There are a number of emerging interconnects that technologically out shine iSCSI the question is how quickly can the market makers move to adopt these technologies, are the market makers interested in accelerating the adoption curve? This is a complicated question, on one hand you could argue that technologies are more stable once they have been around longer (I remember reading papers on iSCSI in 2001, did it really take 7+ years to get iSCSI to where is today?) on the other hand if the market makers validate these technologies too early they run the risk of fierce competition from more nimble startups. It is a complex problem, my feeling is that for the most part the adoption cycle is slowed by the market makers as a way to recoup development cost and and slow competition. IMO the by product of this is a slower innovation cycle.
AoE and HyperSCSI both offer the interconnect price point of iSCSI without the performance burden associated with TCP. AoE and HyperSCSI ride on Layer 2 and do not experience the protocol overhead associated with Layer 3 protocols. SoIP (Storage over IP) uses UDP as the transport protocol as opposed to TCP. We are also seeing the emergence of iSER and iWARP, next generation TCP technology that closely resembles Infiniband. iWARP (Internet Wide Area RDMA Protocol) is a superset of the VI architecture and is aimed at reducing the overhead associated with TCP, iSER (iSCSI Extensions for RDMA) maps the iSCSI protocol over RDMA networks like Infiniband or iWARP. iSER address the overhead associated with TCP and out-of-order packet delivery.
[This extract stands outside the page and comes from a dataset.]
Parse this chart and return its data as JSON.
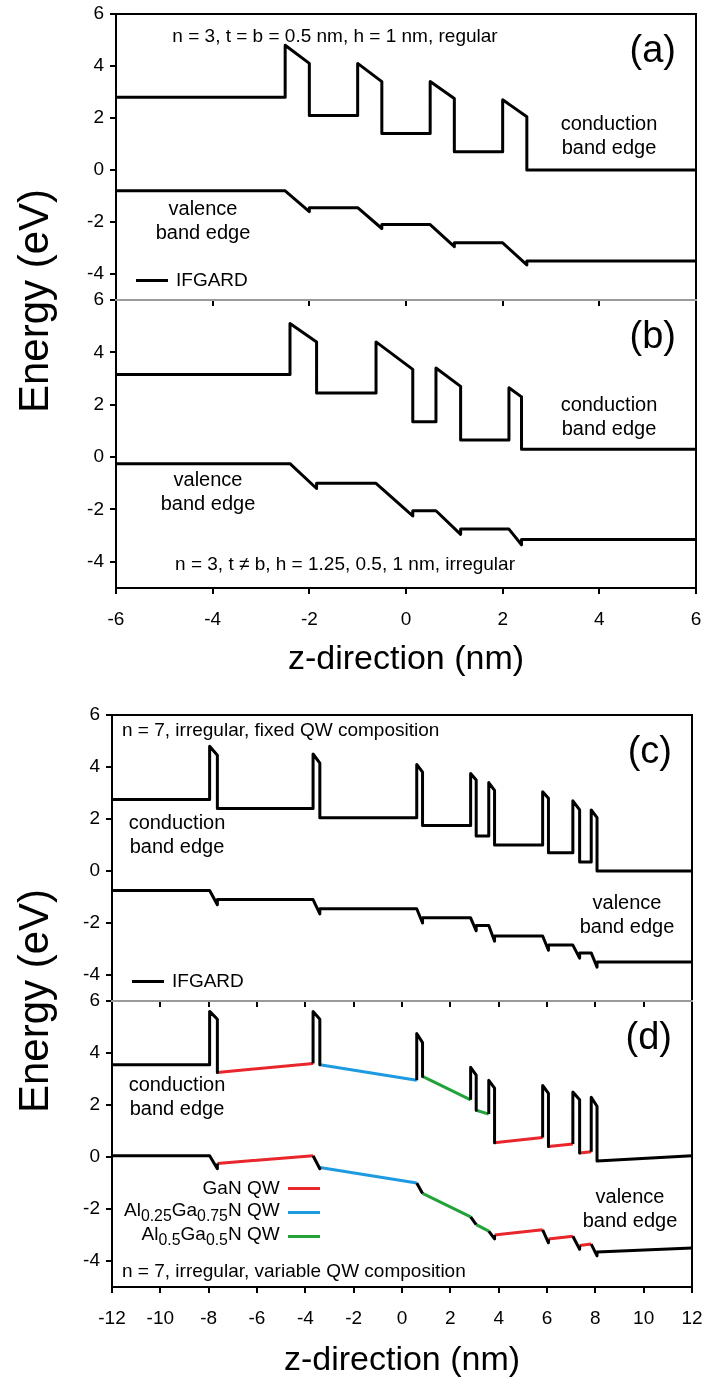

How many of us hear about these protocols?
It seems that the majority of marchitecture effort is being put into FCoE (Fibre Channel over Ethernet). Major players such as Brocade, Cisco, EMC, Emulex, QLogic, IBM, Intel, Sun and Mellanox have all gotten behind FCoE in a big way so most likely this will be the next big thing in storage interconnects. The emergence of technologies that further leverage Ethernet as the interconnect will change the game, it is hard to imagine that Cisco’s dominance will will not continue to grow. It is likely that more storage services (i.e. – replication, snapshots, etc…) will be handled at the network layer, as these services move into the network layer we will continue to see the further commoditization of the storage market. Should be interesting to watch over the next few years.
While on the surface protocols that sit on top of Layer 2 (AoE and FCoE) may seem to be superior there is a tremendous amount of functionality that is provided at Layer 3 so it is not a forgone conclusion that FCoE will will the battle. Right now the only forgone conclusion I can see it that Cisco wins regardless, the others will be battling for a piece of the pie. But who knows anything can happen, after all this is technology.